Dear Mr. Chambers: Show Me the Money

 

This column was originally published on RealMoney on Nov. 10 at 3:32 p.m. EST. It's being republished as a bonus for TheStreet.com readers.

After my last piece on Cisco(CSCO), quite a few readers emailed me on the question of whether the company should offer a dividend.

After Wednesday night's snooze fest of an earnings report, it's time to seriously explore that issue, because we're obviously not seeing much growth.

For the October quarter, the eternally acquisitive networking-equipment giant grew revenue an underwhelming 9.7% year-over-year and operating earnings a respectable 15% to 25 cents a share.

However, net income grew by only 8%, implying that much of the EPS growth came from buybacks rather than actual operating strength.
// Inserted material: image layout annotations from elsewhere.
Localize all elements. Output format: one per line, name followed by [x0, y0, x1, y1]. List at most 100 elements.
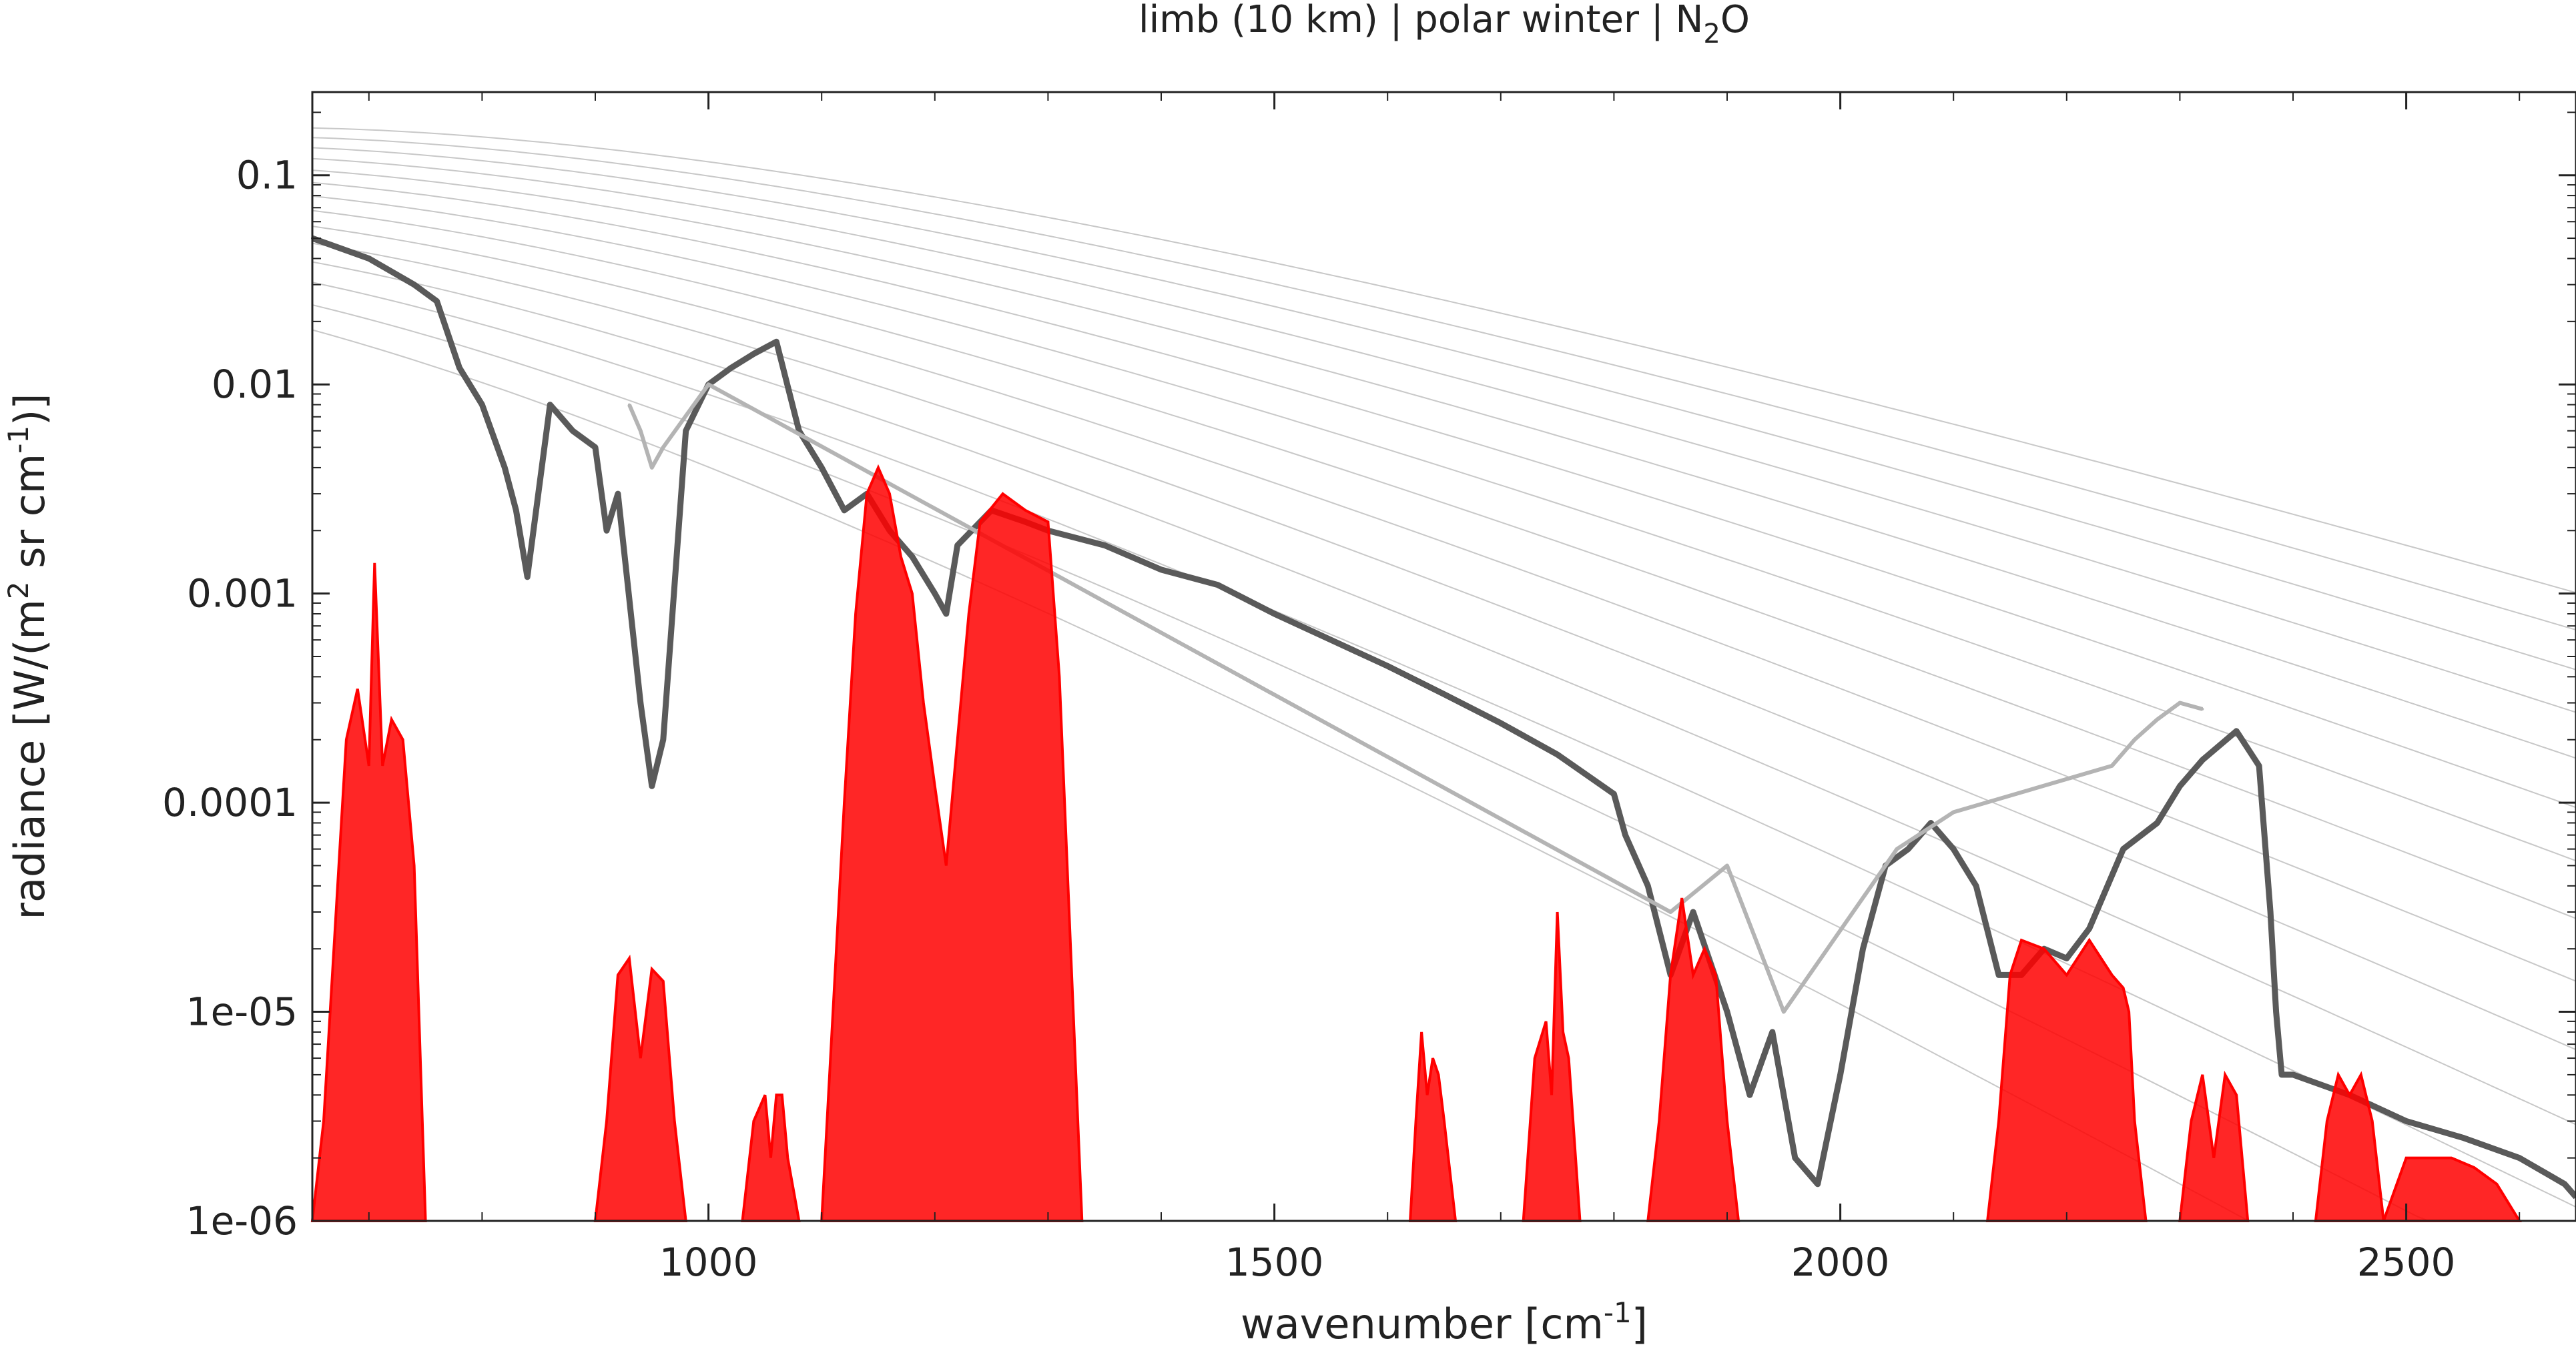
planck-curve-270K	[312, 169, 2576, 759]
total-radiance-point	[843, 508, 846, 512]
total-radiance-point	[661, 738, 665, 741]
total-radiance-point	[2235, 729, 2238, 733]
y-axis: 0.1 0.01 0.001 0.0001 1e-05 1e-06	[162, 111, 2576, 1244]
total-radiance-point	[435, 300, 438, 303]
total-radiance-point	[2563, 1182, 2566, 1186]
light-radiance-point	[1952, 811, 1955, 814]
total-radiance-point	[2280, 1073, 2283, 1076]
total-radiance-point	[2404, 1119, 2408, 1123]
total-radiance-point	[480, 403, 484, 406]
total-radiance-point	[1103, 544, 1106, 547]
light-radiance-point	[639, 429, 642, 432]
n2o-band-2	[593, 954, 687, 1222]
y-tick-label: 1e-06	[186, 1198, 298, 1244]
total-radiance-point	[1216, 583, 1219, 586]
planck-curve-250K	[312, 195, 2576, 862]
title-text: limb (10 km) | polar winter | N	[1139, 0, 1703, 41]
light-radiance-point	[1726, 864, 1728, 867]
n2o-band-9	[2178, 1070, 2250, 1222]
n2o-band-10	[2314, 1071, 2385, 1222]
total-radiance-point	[1386, 664, 1389, 668]
total-radiance-point	[639, 701, 642, 705]
title-text-end: O	[1720, 0, 1750, 41]
n2o-band-1	[310, 562, 427, 1222]
total-radiance-point	[2269, 911, 2272, 913]
light-radiance-point	[707, 383, 710, 386]
light-radiance-point	[2156, 718, 2159, 721]
n2o-band-8	[1985, 937, 2148, 1222]
light-radiance-point	[1669, 911, 1672, 913]
total-radiance-point	[2087, 927, 2091, 930]
y-tick-label: 0.0001	[162, 780, 298, 825]
y-axis-label-text-2: sr cm	[5, 454, 54, 582]
light-radiance-point	[661, 446, 665, 449]
total-radiance-point	[650, 785, 653, 788]
total-radiance-point	[2201, 759, 2204, 762]
y-tick-label: 1e-05	[186, 989, 298, 1035]
n2o-band-7	[1646, 897, 1740, 1222]
light-radiance-point	[2201, 707, 2204, 711]
planck-curve-220K	[312, 242, 2576, 1051]
total-radiance-point	[1443, 693, 1445, 696]
total-radiance-point	[1861, 947, 1865, 951]
planck-curve-300K	[312, 137, 2576, 631]
total-radiance-point	[820, 466, 824, 469]
total-radiance-point	[1839, 1073, 1842, 1076]
planck-curve-280K	[312, 157, 2576, 713]
total-radiance-point	[526, 575, 529, 578]
x-axis-label: wavenumber [cm-1]	[1241, 1296, 1648, 1348]
light-radiance-point	[1895, 847, 1899, 851]
total-radiance-point	[571, 429, 575, 432]
total-radiance-point	[1907, 847, 1910, 851]
light-radiance-point	[650, 466, 653, 469]
y-axis-label: radiance [W/(m2 sr cm-1)]	[2, 394, 54, 920]
total-radiance-point	[1748, 1093, 1751, 1097]
total-radiance-point	[1624, 833, 1627, 837]
total-radiance-point	[2156, 821, 2159, 825]
n2o-radiance-series	[310, 464, 2522, 1222]
n2o-band-6	[1522, 911, 1582, 1222]
total-radiance-point	[515, 508, 518, 512]
total-radiance-point	[2258, 764, 2261, 767]
total-radiance-point	[1499, 721, 1502, 725]
y-tick-label: 0.01	[212, 362, 298, 407]
planck-curve-200K	[312, 282, 2576, 1208]
total-radiance-point	[933, 592, 936, 595]
y-axis-label-sup2: -1	[2, 426, 35, 454]
planck-curves	[312, 127, 2576, 1222]
y-tick-label: 0.001	[187, 571, 298, 616]
total-radiance-point	[1160, 568, 1163, 571]
total-radiance-point	[684, 429, 687, 432]
total-radiance-point	[729, 366, 733, 370]
x-axis-label-superscript: -1	[1604, 1296, 1632, 1329]
planck-curve-240K	[312, 209, 2576, 919]
light-radiance-point	[2133, 738, 2136, 741]
total-radiance-point	[503, 466, 507, 469]
total-radiance-point	[1726, 1010, 1728, 1013]
total-radiance-point	[1770, 1030, 1774, 1033]
x-tick-label: 2000	[1791, 1240, 1890, 1285]
total-radiance-point	[2178, 785, 2182, 788]
planck-curve-310K	[312, 127, 2576, 594]
total-radiance-point	[1816, 1182, 1819, 1186]
x-axis: 1000 1500 2000 2500	[368, 92, 2521, 1285]
planck-curve-260K	[312, 181, 2576, 809]
total-radiance-point	[2065, 957, 2068, 960]
planck-curve-230K	[312, 225, 2576, 982]
n2o-band-3	[741, 1093, 801, 1222]
total-radiance-point	[412, 283, 416, 286]
light-radiance-point	[2178, 701, 2182, 705]
total-radiance-point	[1692, 911, 1695, 913]
total-radiance-point	[1975, 884, 1978, 887]
light-radiance-point	[627, 403, 631, 406]
total-radiance-point	[2122, 847, 2125, 851]
total-radiance-point	[1929, 821, 1933, 825]
total-radiance-point	[2274, 1010, 2278, 1013]
total-radiance-point	[1646, 884, 1650, 887]
total-radiance-point	[367, 257, 370, 260]
total-radiance-point	[775, 340, 778, 344]
total-radiance-point	[956, 544, 959, 547]
total-radiance-point	[458, 366, 461, 370]
x-axis-label-text: wavenumber [cm	[1241, 1300, 1604, 1348]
It's clear from the chart below that Cisco's glory days are over, and even with an acquisition spree, revenue growth is unlikely to exceed the 10%-12% range going forward.

So if Cisco can't grow enough to please growth-starved investors who are finding greater potential upside in names like Google(GOOG) and Apple(AAPL), maybe it should pay a dividend.
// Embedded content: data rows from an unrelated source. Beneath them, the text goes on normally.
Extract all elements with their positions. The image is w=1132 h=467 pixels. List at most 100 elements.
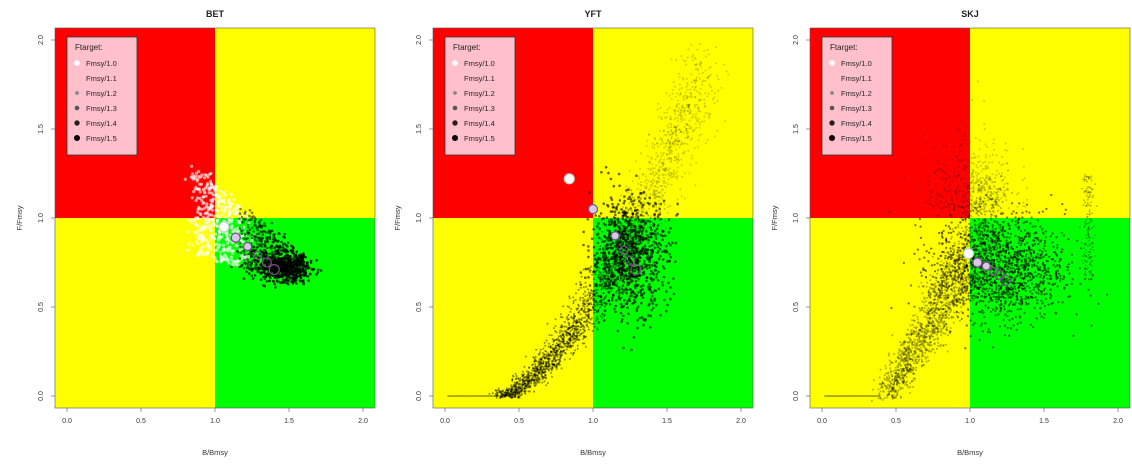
cloud-point — [624, 255, 626, 257]
cloud-point — [298, 254, 301, 257]
y-tick-label: 2.0 — [416, 35, 423, 45]
cloud-point — [686, 104, 688, 106]
cloud-point — [975, 293, 977, 295]
cloud-point — [575, 299, 577, 301]
cloud-point — [636, 327, 639, 330]
cloud-point — [655, 190, 657, 192]
cloud-point — [615, 258, 618, 261]
cloud-point — [577, 348, 579, 350]
cloud-point — [264, 240, 267, 243]
cloud-point-light — [232, 198, 235, 201]
cloud-point — [673, 160, 675, 162]
cloud-point — [664, 192, 666, 194]
cloud-point — [655, 210, 658, 213]
cloud-point — [659, 178, 661, 180]
cloud-point — [635, 174, 638, 177]
cloud-point — [629, 295, 632, 298]
cloud-point — [593, 312, 595, 314]
cloud-point — [600, 238, 602, 240]
cloud-point — [644, 251, 647, 254]
cloud-point — [595, 301, 597, 303]
cloud-point-light — [216, 214, 219, 217]
cloud-point — [280, 249, 283, 252]
cloud-point — [681, 87, 683, 89]
cloud-point — [602, 313, 604, 315]
cloud-point — [540, 349, 542, 351]
cloud-point — [608, 235, 611, 238]
cloud-point — [579, 326, 581, 328]
y-tick-label: 1.5 — [38, 124, 45, 134]
cloud-point — [600, 171, 603, 174]
cloud-point — [560, 351, 562, 353]
cloud-point — [535, 370, 537, 372]
cloud-point — [616, 290, 618, 292]
cloud-point — [292, 277, 295, 280]
cloud-point-light — [234, 244, 237, 247]
cloud-point — [657, 214, 660, 217]
cloud-point — [651, 186, 653, 188]
cloud-point — [695, 78, 697, 80]
cloud-point — [561, 330, 563, 332]
cloud-point — [624, 212, 627, 215]
cloud-point — [631, 242, 634, 245]
cloud-point — [579, 299, 581, 301]
cloud-point — [263, 249, 266, 252]
cloud-point — [588, 329, 590, 331]
cloud-point — [560, 341, 562, 343]
cloud-point — [668, 175, 670, 177]
cloud-point — [604, 263, 607, 266]
cloud-point — [639, 205, 641, 207]
cloud-point — [926, 316, 928, 318]
cloud-point — [640, 197, 642, 199]
cloud-point — [273, 247, 276, 250]
cloud-point — [511, 394, 513, 396]
cloud-point-light — [220, 257, 223, 260]
cloud-point — [649, 236, 652, 239]
cloud-point — [665, 174, 667, 176]
cloud-point — [559, 332, 561, 334]
cloud-point — [533, 379, 535, 381]
cloud-point — [672, 93, 674, 95]
x-tick-label: 0.0 — [440, 418, 450, 425]
cloud-point — [548, 346, 550, 348]
cloud-point — [628, 202, 630, 204]
cloud-point — [976, 197, 978, 199]
cloud-point — [670, 124, 672, 126]
legend-marker — [75, 61, 80, 66]
cloud-point — [569, 297, 571, 299]
cloud-point — [274, 250, 277, 253]
cloud-point — [535, 374, 537, 376]
cloud-point — [641, 316, 644, 319]
cloud-point — [699, 78, 701, 80]
cloud-point — [613, 281, 616, 284]
cloud-point — [555, 325, 557, 327]
cloud-point — [575, 338, 577, 340]
cloud-point — [495, 395, 497, 397]
cloud-point — [682, 97, 684, 99]
cloud-point — [642, 324, 645, 327]
cloud-point — [684, 172, 686, 174]
cloud-point — [663, 152, 665, 154]
cloud-point — [276, 280, 279, 283]
cloud-point — [517, 390, 519, 392]
cloud-point — [595, 293, 597, 295]
cloud-point — [569, 311, 571, 313]
quadrant-yellow-top — [593, 28, 753, 218]
cloud-point — [705, 142, 707, 144]
cloud-point — [629, 271, 632, 274]
cloud-point — [520, 377, 522, 379]
cloud-point — [651, 221, 653, 223]
cloud-point — [645, 230, 648, 233]
cloud-point — [279, 245, 282, 248]
cloud-point — [648, 203, 651, 206]
cloud-point — [642, 173, 644, 175]
cloud-point — [249, 209, 252, 212]
cloud-point — [559, 360, 561, 362]
cloud-point — [614, 274, 616, 276]
cloud-point — [698, 135, 700, 137]
cloud-point — [584, 308, 586, 310]
cloud-point — [654, 193, 656, 195]
cloud-point — [678, 129, 680, 131]
cloud-point — [672, 277, 675, 280]
cloud-point — [594, 273, 596, 275]
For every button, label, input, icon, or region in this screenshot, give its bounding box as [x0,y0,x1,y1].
In my opinion, free cash flow is a better metric than earnings when evaluating dividends. Over the past 12 months, the company has generated a whopping $5.8 billion in free cash flow (I included $838 million in net cash paid for acquisitions in this calculation). However, the company also bought back $10.7 billion in stock over the same time period.
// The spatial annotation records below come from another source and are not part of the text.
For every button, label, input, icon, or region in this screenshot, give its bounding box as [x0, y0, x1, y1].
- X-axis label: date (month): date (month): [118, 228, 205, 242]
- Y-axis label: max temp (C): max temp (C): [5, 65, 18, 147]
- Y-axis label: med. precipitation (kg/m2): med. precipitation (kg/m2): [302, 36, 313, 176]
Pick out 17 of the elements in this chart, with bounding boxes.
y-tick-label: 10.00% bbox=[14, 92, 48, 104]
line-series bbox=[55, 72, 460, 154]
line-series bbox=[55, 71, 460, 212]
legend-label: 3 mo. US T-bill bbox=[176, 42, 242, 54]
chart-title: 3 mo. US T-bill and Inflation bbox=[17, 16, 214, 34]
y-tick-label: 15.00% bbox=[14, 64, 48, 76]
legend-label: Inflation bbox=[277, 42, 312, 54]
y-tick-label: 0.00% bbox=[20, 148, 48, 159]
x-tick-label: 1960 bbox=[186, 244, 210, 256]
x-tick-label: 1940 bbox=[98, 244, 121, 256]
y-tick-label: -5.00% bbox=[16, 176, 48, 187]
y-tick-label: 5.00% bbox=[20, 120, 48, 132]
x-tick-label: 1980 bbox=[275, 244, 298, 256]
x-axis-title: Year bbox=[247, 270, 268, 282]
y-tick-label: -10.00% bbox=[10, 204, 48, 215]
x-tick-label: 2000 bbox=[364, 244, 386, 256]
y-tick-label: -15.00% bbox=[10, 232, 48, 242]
So, in order for Cisco to sustain regular dividend payments, it would have to cut down on the buybacks and deals. I have zero faith that the company will cease making acquisitions; but a cut in buybacks is a possibility.

The buyback issue is key. Most companies' share buybacks only serve to offset dilution from employee stock options. Does anyone really think that the buyback announcement from Whole Foods(WFMI) Wednesday night counts for anything?

Cisco Quarterly Revenue
Source: Capital IQ

But Cisco is the rare company that actually reduces its share count through buybacks, which is a key factor in the company's EPS growth (which hasn't been so hot). If Cisco were to cut options issuance, it would be bad for recruiting new talent, and EPS growth would slow due to a steady or slowly rising share count.